Upcoming: “Ex Machina, AI and the Robotics Industry”

Teresa Heffernan, professor of English at Saint Mary’s University, will give a talk at the upcoming HAL-CON science fiction, fantasy and gaming convention, a multi-format event attended by some 9,200 people in 2017. Dr. Heffernan’s talk, “Fiction Meets Science: Ex Machina, Artificial Intelligence and the Robotics Industry,” is scheduled for 6:15 pm, Friday, October 26, 2018.  Location: Room 502, Ballroom level 5 at the Halifax Convention Centre — 1650 Argyle Street, Halifax, NS. For information and tickets go to HAL-CON.com.

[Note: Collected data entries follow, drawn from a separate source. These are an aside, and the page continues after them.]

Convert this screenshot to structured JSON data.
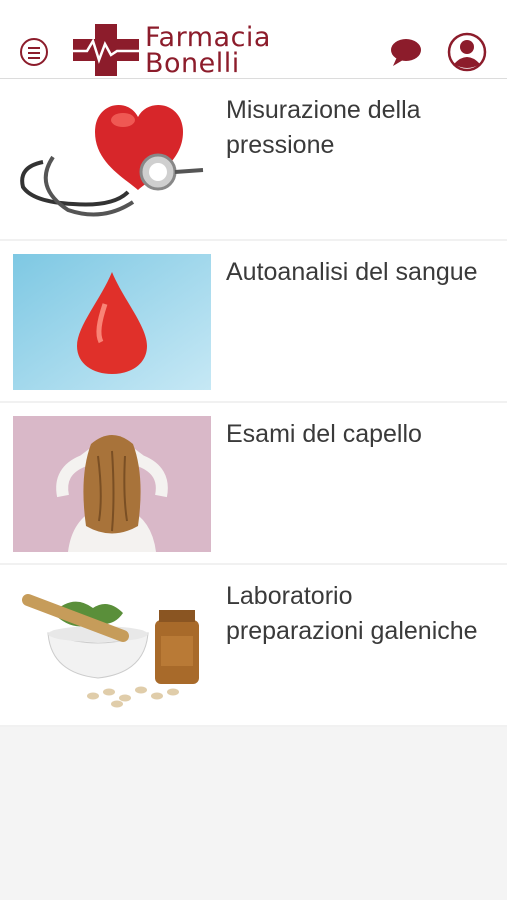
{
  "header": {
    "menu_icon": "hamburger-menu-icon",
    "logo_line1": "Farmacia",
    "logo_line2": "Bonelli",
    "brand_color": "#8c1c2b",
    "chat_icon": "chat-bubble-icon",
    "user_icon": "user-profile-icon"
  },
  "services": [
    {
      "title": "Misurazione della pressione",
      "image": "heart-stethoscope-image"
    },
    {
      "title": "Autoanalisi del sangue",
      "image": "blood-drop-image"
    },
    {
      "title": "Esami del capello",
      "image": "hair-woman-image"
    },
    {
      "title": "Laboratorio preparazioni galeniche",
      "image": "mortar-pills-image"
    }
  ]
}
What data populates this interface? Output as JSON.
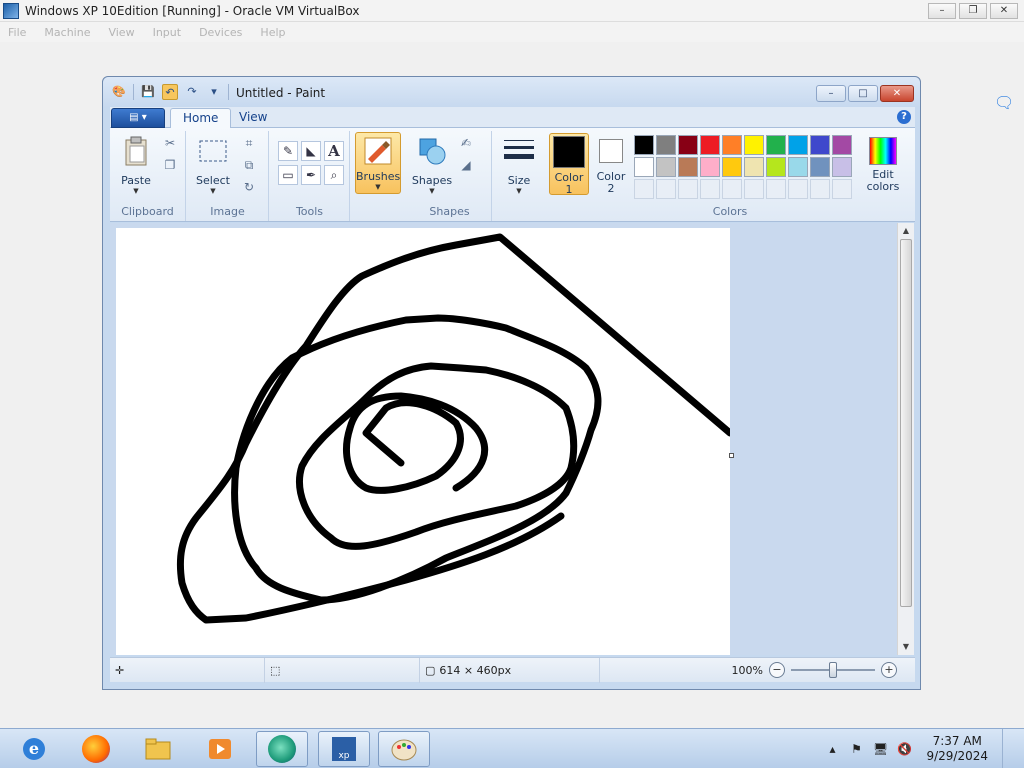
{
  "host": {
    "title": "Windows XP 10Edition [Running] - Oracle VM VirtualBox",
    "menu": [
      "File",
      "Machine",
      "View",
      "Input",
      "Devices",
      "Help"
    ],
    "win_buttons": [
      "–",
      "❐",
      "✕"
    ]
  },
  "paint": {
    "title": "Untitled - Paint",
    "tabs": {
      "file": "▤ ▾",
      "home": "Home",
      "view": "View"
    },
    "help": "?",
    "groups": {
      "clipboard": {
        "label": "Clipboard",
        "paste": "Paste"
      },
      "image": {
        "label": "Image",
        "select": "Select"
      },
      "tools": {
        "label": "Tools",
        "text": "A"
      },
      "brushes": {
        "label": "Brushes"
      },
      "shapes": {
        "label": "Shapes",
        "shapes": "Shapes"
      },
      "size": {
        "label": "Size"
      },
      "colors": {
        "label": "Colors",
        "color1": "Color\n1",
        "color1_a": "Color",
        "color1_b": "1",
        "color2_a": "Color",
        "color2_b": "2",
        "edit_a": "Edit",
        "edit_b": "colors",
        "color1_value": "#000000",
        "color2_value": "#ffffff",
        "palette_row1": [
          "#000000",
          "#7f7f7f",
          "#880015",
          "#ed1c24",
          "#ff7f27",
          "#fff200",
          "#22b14c",
          "#00a2e8",
          "#3f48cc",
          "#a349a4"
        ],
        "palette_row2": [
          "#ffffff",
          "#c3c3c3",
          "#b97a57",
          "#ffaec9",
          "#ffc90e",
          "#efe4b0",
          "#b5e61d",
          "#99d9ea",
          "#7092be",
          "#c8bfe7"
        ]
      }
    },
    "status": {
      "dimensions": "614 × 460px",
      "zoom": "100%",
      "zoom_level_fraction": 0.5
    }
  },
  "taskbar": {
    "apps": [
      "internet-explorer",
      "firefox",
      "file-explorer",
      "media-player",
      "vm-app",
      "xp-app",
      "paint"
    ],
    "clock_time": "7:37 AM",
    "clock_date": "9/29/2024"
  }
}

ABSTRACT: The conflation of AI and fiction in the cultural imaginary helps to drive the fantasy aspect of the robotics/AI industry that encourages the view that there is no difference between a computing machine and a human. If fiction offers an exploration and interrogation of the shifting terrain of what it means to be human, the industry’s overly literal readings of fiction fetishize the technology, strip it of its cultural and historical context, and claim it for the here and now. While the industry exploits fiction to help animate machines and bring them to “life” in the name of a certain technological future, it erases the “fictiveness” of the fiction that keeps open the question of the future and what it means to be human.

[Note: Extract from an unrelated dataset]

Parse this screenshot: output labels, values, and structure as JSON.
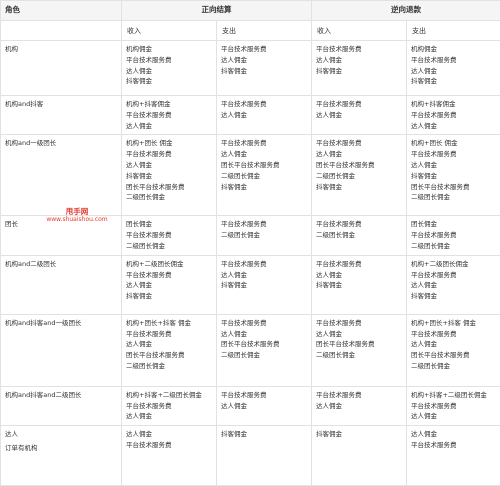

My talk–“Fiction Meets Science: Ex Machina, Artificial Intelligence and the Robotics Industry”–will argue that we need to restore the gap between the literary and scientific imaginings of AI and robots. Resisting literal readings of fiction, it considers the ways in which metaphors shape our reading of humans and other animals. For instance, in the field of AI, rather than the computer serving as a metaphor for the brain, the brain has come to serve as a metaphor for the computer. The film Ex Machina, as a modern day Frankenstein story, exposes the consequences of this metaphor that reduces humans to computing machines that in turn entraps them in an algorithmic logic under corporate control. In this film, it is not Ava, the programmed machine, that is the subject of the experiment, but rather Caleb who finds himself locked in the robot lab by the end of the story.